Solomon returns to the destructive element of adultery in 6:20-7:27 and the warning is against putting yourself on a pathway to such a temptation. There cannot be a stronger case made against infidelity and the temptations of it than what is found in this study. The wise will take it to heart. The foolish will dismiss these warnings and pass on to their own destruction. Their lives will end like a dried-up crust of bread (Prov. 6:26).


A. What are the traits and tactics of the immoral woman of this study?


B. Who is likely prey of this woman?


C. What is the solution to escape this kind of woman?

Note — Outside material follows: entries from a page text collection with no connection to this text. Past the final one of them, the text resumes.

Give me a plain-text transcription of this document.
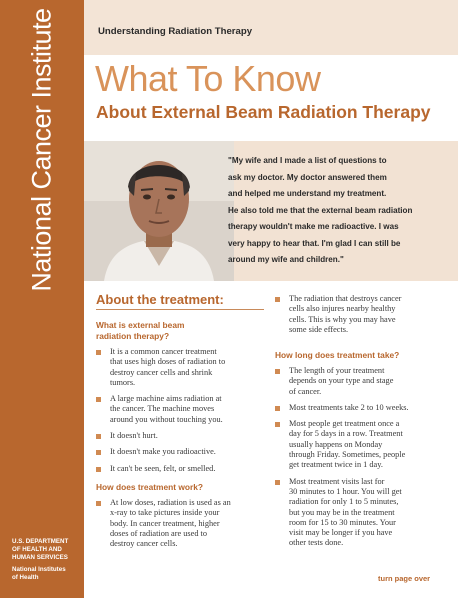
National Cancer Institute
U.S. DEPARTMENT
OF HEALTH AND
HUMAN SERVICES
National Institutes
of Health
Understanding Radiation Therapy
What To Know
About External Beam Radiation Therapy
"My wife and I made a list of questions to
ask my doctor. My doctor answered them
and helped me understand my treatment.
He also told me that the external beam radiation
therapy wouldn't make me radioactive. I was
very happy to hear that. I'm glad I can still be
around my wife and children."
About the treatment:
What is external beam
radiation therapy?
It is a common cancer treatment
that uses high doses of radiation to
destroy cancer cells and shrink
tumors.
A large machine aims radiation at
the cancer. The machine moves
around you without touching you.
It doesn't hurt.
It doesn't make you radioactive.
It can't be seen, felt, or smelled.
How does treatment work?
At low doses, radiation is used as an
x-ray to take pictures inside your
body. In cancer treatment, higher
doses of radiation are used to
destroy cancer cells.
The radiation that destroys cancer
cells also injures nearby healthy
cells. This is why you may have
some side effects.
How long does treatment take?
The length of your treatment
depends on your type and stage
of cancer.
Most treatments take 2 to 10 weeks.
Most people get treatment once a
day for 5 days in a row. Treatment
usually happens on Monday
through Friday. Sometimes, people
get treatment twice in 1 day.
Most treatment visits last for
30 minutes to 1 hour. You will get
radiation for only 1 to 5 minutes,
but you may be in the treatment
room for 15 to 30 minutes. Your
visit may be longer if you have
other tests done.
turn page over
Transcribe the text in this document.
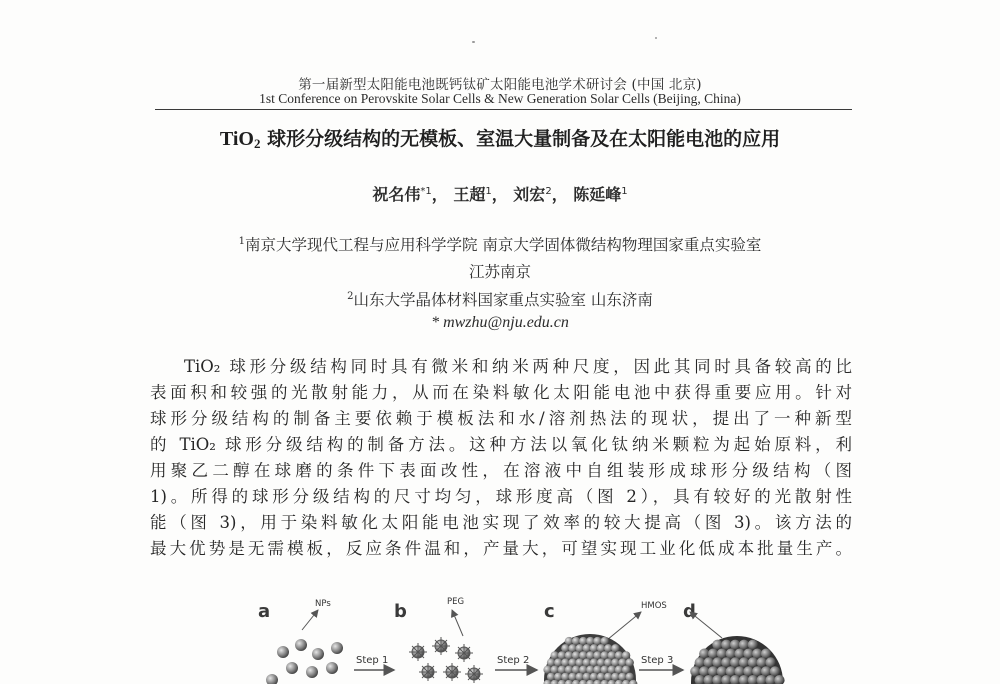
第一届新型太阳能电池既钙钛矿太阳能电池学术研讨会 (中国 北京)
1st Conference on Perovskite Solar Cells & New Generation Solar Cells (Beijing, China)
TiO$_2$ 球形分级结构的无模板、室温大量制备及在太阳能电池的应用
祝名伟$^{*1}$， 王超$^1$， 刘宏$^2$， 陈延峰$^1$
$^1$南京大学现代工程与应用科学学院 南京大学固体微结构物理国家重点实验室
江苏南京
$^2$山东大学晶体材料国家重点实验室 山东济南
* mwzhu@nju.edu.cn
TiO₂ 球形分级结构同时具有微米和纳米两种尺度，因此其同时具备较高的比
表面积和较强的光散射能力，从而在染料敏化太阳能电池中获得重要应用。针对
球形分级结构的制备主要依赖于模板法和水/溶剂热法的现状，提出了一种新型
的 TiO₂ 球形分级结构的制备方法。这种方法以氧化钛纳米颗粒为起始原料，利
用聚乙二醇在球磨的条件下表面改性，在溶液中自组装形成球形分级结构（图
1)。所得的球形分级结构的尺寸均匀，球形度高（图 2），具有较好的光散射性
能（图 3)，用于染料敏化太阳能电池实现了效率的较大提高（图 3)。该方法的
最大优势是无需模板，反应条件温和，产量大，可望实现工业化低成本批量生产。
a	b	c	d
NPs	PEG	HMOS
Step 1	Step 2	Step 3
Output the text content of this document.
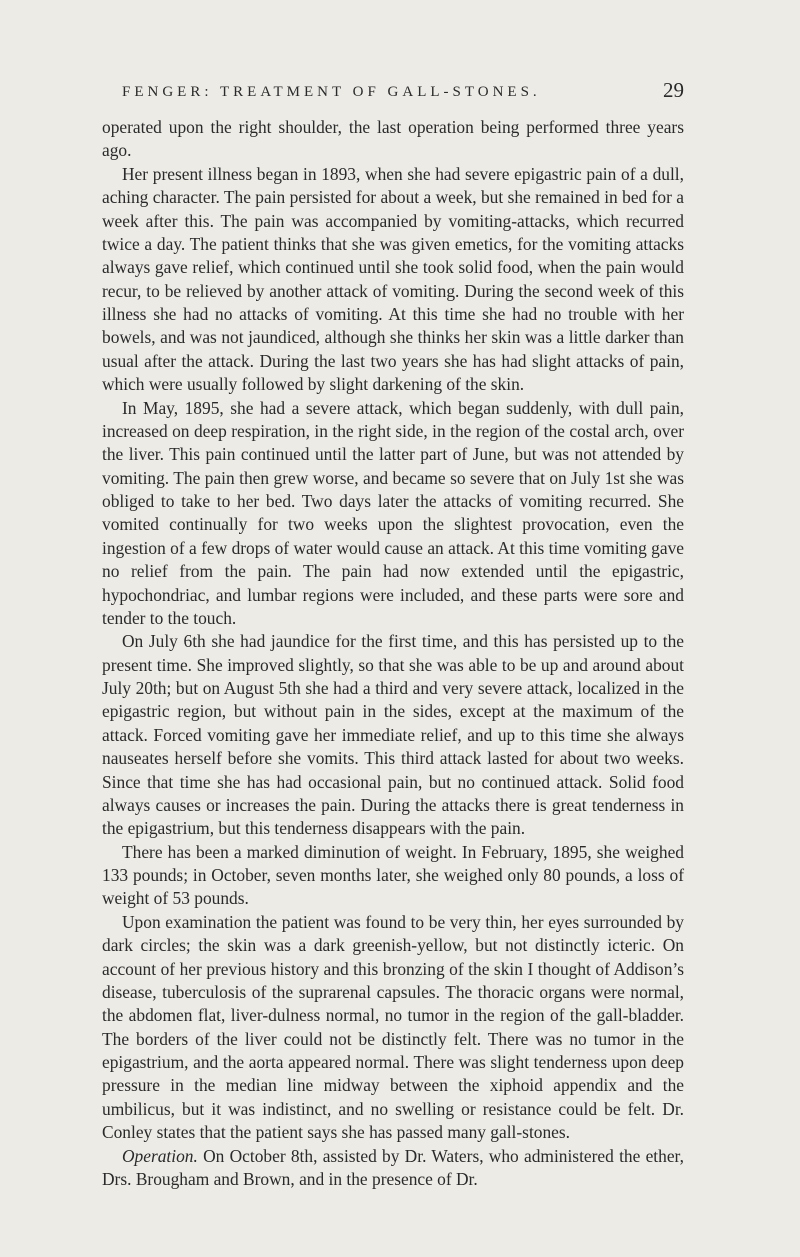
FENGER: TREATMENT OF GALL-STONES.	29

operated upon the right shoulder, the last operation being performed three years ago.

Her present illness began in 1893, when she had severe epigastric pain of a dull, aching character. The pain persisted for about a week, but she remained in bed for a week after this. The pain was accompanied by vomiting-attacks, which recurred twice a day. The patient thinks that she was given emetics, for the vomiting attacks always gave relief, which continued until she took solid food, when the pain would recur, to be relieved by another attack of vomiting. During the second week of this illness she had no attacks of vomiting. At this time she had no trouble with her bowels, and was not jaundiced, although she thinks her skin was a little darker than usual after the attack. During the last two years she has had slight attacks of pain, which were usually followed by slight darkening of the skin.

In May, 1895, she had a severe attack, which began suddenly, with dull pain, increased on deep respiration, in the right side, in the region of the costal arch, over the liver. This pain continued until the latter part of June, but was not attended by vomiting. The pain then grew worse, and became so severe that on July 1st she was obliged to take to her bed. Two days later the attacks of vomiting recurred. She vomited continually for two weeks upon the slightest provocation, even the ingestion of a few drops of water would cause an attack. At this time vomiting gave no relief from the pain. The pain had now extended until the epigastric, hypochondriac, and lumbar regions were included, and these parts were sore and tender to the touch.

On July 6th she had jaundice for the first time, and this has persisted up to the present time. She improved slightly, so that she was able to be up and around about July 20th; but on August 5th she had a third and very severe attack, localized in the epigastric region, but without pain in the sides, except at the maximum of the attack. Forced vomiting gave her immediate relief, and up to this time she always nauseates herself before she vomits. This third attack lasted for about two weeks. Since that time she has had occasional pain, but no continued attack. Solid food always causes or increases the pain. During the attacks there is great tenderness in the epigastrium, but this tenderness disappears with the pain.

There has been a marked diminution of weight. In February, 1895, she weighed 133 pounds; in October, seven months later, she weighed only 80 pounds, a loss of weight of 53 pounds.

Upon examination the patient was found to be very thin, her eyes surrounded by dark circles; the skin was a dark greenish-yellow, but not distinctly icteric. On account of her previous history and this bronzing of the skin I thought of Addison’s disease, tuberculosis of the suprarenal capsules. The thoracic organs were normal, the abdomen flat, liver-dulness normal, no tumor in the region of the gall-bladder. The borders of the liver could not be distinctly felt. There was no tumor in the epigastrium, and the aorta appeared normal. There was slight tenderness upon deep pressure in the median line midway between the xiphoid appendix and the umbilicus, but it was indistinct, and no swelling or resistance could be felt. Dr. Conley states that the patient says she has passed many gall-stones.

Operation. On October 8th, assisted by Dr. Waters, who administered the ether, Drs. Brougham and Brown, and in the presence of Dr.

Sexual infidelity can be enticing; yet it is dangerous, damaging, and destructive not only to the present, but in eternity (Heb. 13:4). However, Jesus died to take away all our sins. Rahab left harlotry and married one from Judah becoming one of our Lord’s ancestors (Matt. 1:5). Harlots found favor with Christ when they turned to Him (Matt. 21:31, 32; Jn. 8:1-11). With the Lord we can leave “the verge of total ruin” by escaping a house that descends to the chambers of death and be transformed with a new hope and destination in heaven (1 Pet. 3:21; 1:3, 4)!